Tensions remain high in southern Philippines

ZAMBOANGA, Philippines (Reuter): Police and troops throughout the tense southern Philippines were at the highest levels of alert yesterday amid fears of renewed attacks by Moro rebels.

Government forces continued to pursue Abu Sayyaf rebels deep into the interior of Mindanao island but the army said there was a chance the fundamentalists, still believed to be holding hostages, would escape.

"There is always the possibility they are able to look for exit points," 1st Infantry Division commander Gen. Rene Cardones told reporters.

Other officers said the further the rebels got from the town of Ipil, which they devastated in an April 4 raid that killed 53 people, the closer they got to their home areas were it will be easier for them to go to ground.

The Philippines has thrown some 2,000 troops backed by helicopters into the seven-day pursuit and killed at least 21 rebels. Five hostages have also died, along with three soldiers and three militiamen.

Officials say they have proof the Abu Sayyaf is part of an international network of extremists committed to establishing an Islamic theocracy in the southern Philippines and using the country as a springboard into other Southeast Asian nations.

The military in Zamboanga, the main provincial center some 100 kilometers from Ipil, said they had sent a small force to investigate reported sightings of armed men in a nearby village.

Troops also surrounded a logistics base in Zamboanga city, which was a possible target of rebel attack.

Suspected Moslem rebels also threw two grenades at a police station in another village near Zamboanga, but there were no casualties, police said.

Nervous residents of the Mindanao town of Pagadian also reported seeing armed men in coastal areas, police said.

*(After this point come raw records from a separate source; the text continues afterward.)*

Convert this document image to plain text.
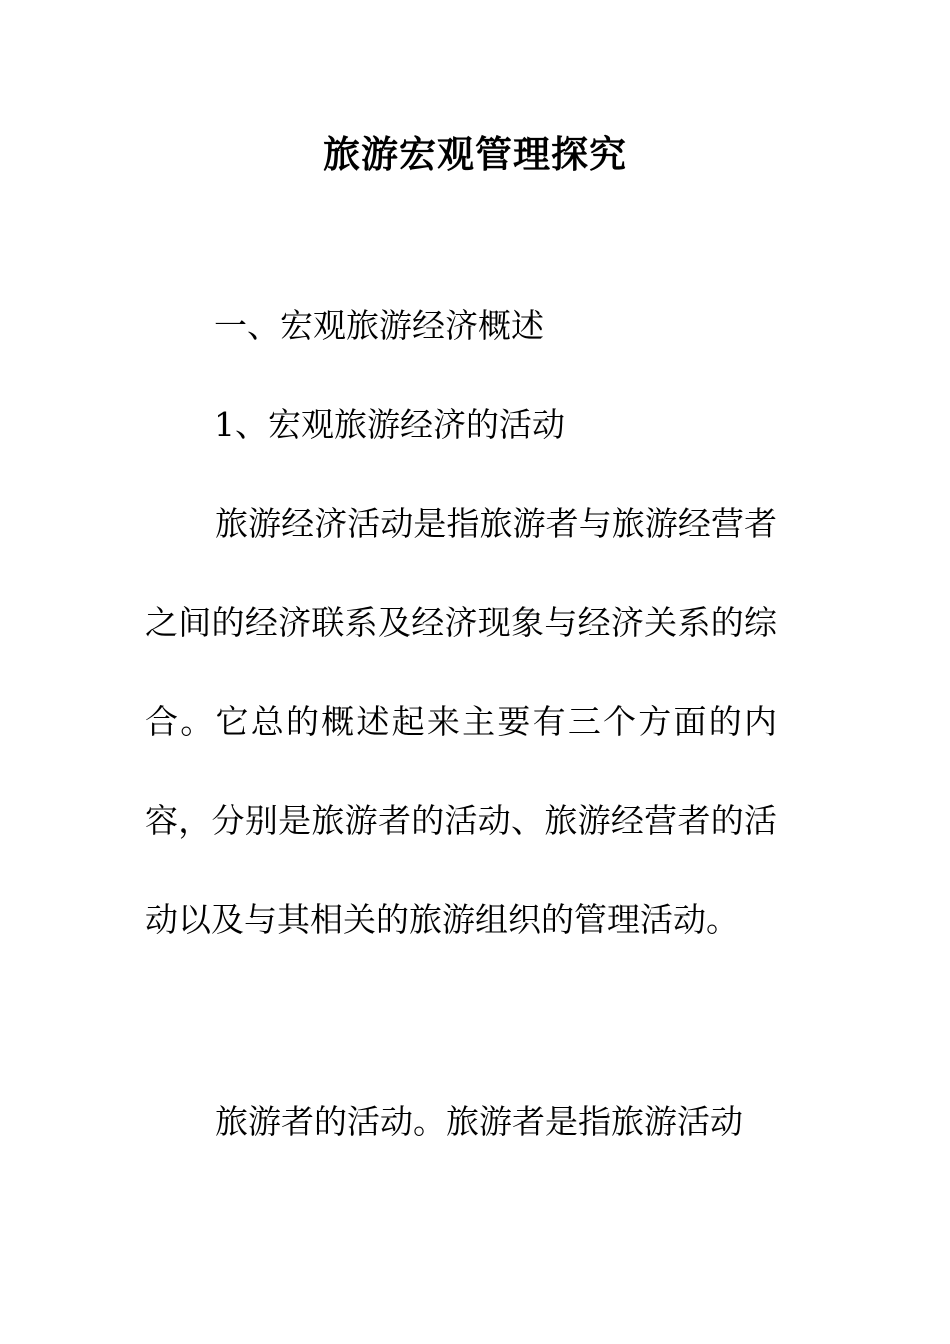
旅游宏观管理探究
一、宏观旅游经济概述
1、宏观旅游经济的活动

旅游经济活动是指旅游者与旅游经营者之间的经济联系及经济现象与经济关系的综合。它总的概述起来主要有三个方面的内容，分别是旅游者的活动、旅游经营者的活动以及与其相关的旅游组织的管理活动。

旅游者的活动。旅游者是指旅游活动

Security forces throughout Mindanao island, some 800 kilometers south of Manila, have been ordered to expect fresh extremist attacks, especially as Easter approaches.

The Philippines' 65 million people are 80 percent Roman Catholic with about five million Moslems living mainly in the south who have for decades complained of discrimination by the Christian majority.

President Fidel Ramos's government has been holding peace talks with the mainstream rebel Moro National Liberation Front (MNLF).

Officials, however, say the Abu Sayyaf and its largely youthful supporters reject the MNLF as too willing to compromise on Moslem religious beliefs.

This new breed of rebels share the theology -- as well as sources of funding -- with fundamentalists in other countries, they say.

Their goal is to provoke war between Christians and Moslems in the south as a prelude to setting up a strict Islamic state.